Levar Macau aos mais jovens

“Pensam em regressar?”, pergunto a Alfredo Maria Silva da Associação da Casa de Macau em São Paulo, Brasil. “Não, não, é impossível, temos dois netos brasileiros, a nossa casa é lá e aqui eu não tenho mais nada.” A mulher, Filomena Botelho dos Santos Silva, que viajou com o marido há mais de 40 anos para o Brasil, admite que a adaptação não foi fácil. Agora é a adaptação a Macau que parece quase impossível. A viver em Jundiaí, a 90 quilómetros da cidade de São Paulo, o casal diz que os filhos não costumam vir à terra dos pais.

Para José Sales Marques, presidente reeleito do Conselho Permanente das Comunidades Macaenses, o envolvimento dos jovens macaenses que nasceram e cresceram fora de Macau “é uma missão” e pode ser reforçado através de um trabalho mais “acentuado” das Casas de Macau, nomeadamente através do desenvolvimento de actividades no âmbito cultural. “Há casas que começam a fazer isso, mas o importante é haver uma transmissão dentro das famílias”, realça o responsável, que nota um interesse crescente destes jovens por Macau. “Macau pode ser o futuro”, assume.

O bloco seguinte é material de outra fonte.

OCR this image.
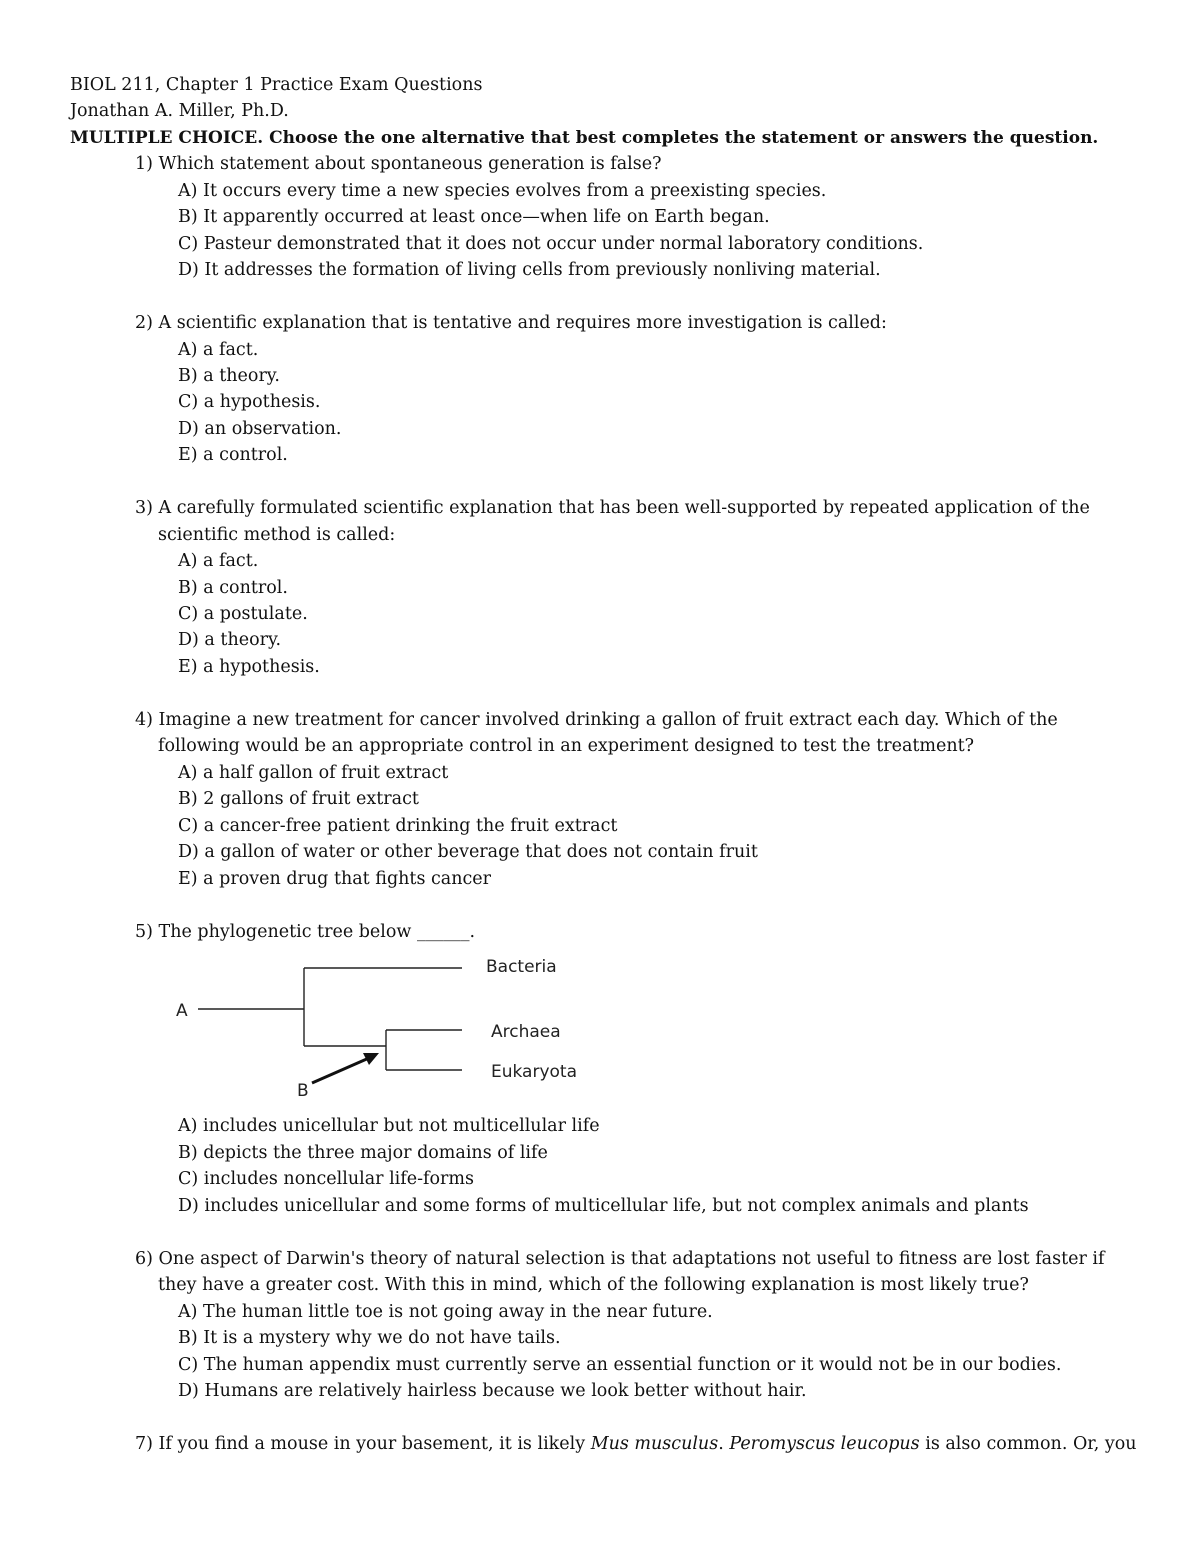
BIOL 211, Chapter 1 Practice Exam Questions
Jonathan A. Miller, Ph.D.
MULTIPLE CHOICE. Choose the one alternative that best completes the statement or answers the question.
1) Which statement about spontaneous generation is false?
A) It occurs every time a new species evolves from a preexisting species.
B) It apparently occurred at least once—when life on Earth began.
C) Pasteur demonstrated that it does not occur under normal laboratory conditions.
D) It addresses the formation of living cells from previously nonliving material.
2) A scientific explanation that is tentative and requires more investigation is called:
A) a fact.
B) a theory.
C) a hypothesis.
D) an observation.
E) a control.
3) A carefully formulated scientific explanation that has been well-supported by repeated application of the
scientific method is called:
A) a fact.
B) a control.
C) a postulate.
D) a theory.
E) a hypothesis.
4) Imagine a new treatment for cancer involved drinking a gallon of fruit extract each day. Which of the
following would be an appropriate control in an experiment designed to test the treatment?
A) a half gallon of fruit extract
B) 2 gallons of fruit extract
C) a cancer-free patient drinking the fruit extract
D) a gallon of water or other beverage that does not contain fruit
E) a proven drug that fights cancer
5) The phylogenetic tree below ______.
A
B
Bacteria
Archaea
Eukaryota
A) includes unicellular but not multicellular life
B) depicts the three major domains of life
C) includes noncellular life-forms
D) includes unicellular and some forms of multicellular life, but not complex animals and plants
6) One aspect of Darwin's theory of natural selection is that adaptations not useful to fitness are lost faster if
they have a greater cost. With this in mind, which of the following explanation is most likely true?
A) The human little toe is not going away in the near future.
B) It is a mystery why we do not have tails.
C) The human appendix must currently serve an essential function or it would not be in our bodies.
D) Humans are relatively hairless because we look better without hair.
7) If you find a mouse in your basement, it is likely Mus musculus. Peromyscus leucopus is also common. Or, you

“Eu acho que este momento em que estamos a viver no mundo é um momento tal em que muitas das verdades assumidas parece que estão a tremer e, portanto, nestas alturas, o regresso à terra de origem é muito importante.”

Ainda, de acordo com Sales Marques, para atrair a comunidade mais jovem na diáspora “é preciso projectar a identidade de Macau no exterior de uma forma muito mais abrangente”. É necessário, sublinha o responsável como exemplo, transmitir a cultura chinesa que também influencia a comunidade macaense.

“O mais importante e o ponto crucial de tudo isso é Macau ser uma âncora, e um Macau na sua globalidade, ou seja, não faz muito sentido estarmos apenas a falar da cultura macaense, porque a cultura macaense existe nesta realidade muito própria, que é afirmada neste espaço também muito próprio.”

Ao levar “a cultura de Macau” até aos quatro cantos do mundo, “nós e o próprio governo estaremos a contribuir também para a consolidação da própria cultura macaense”, conclui Sales Marques.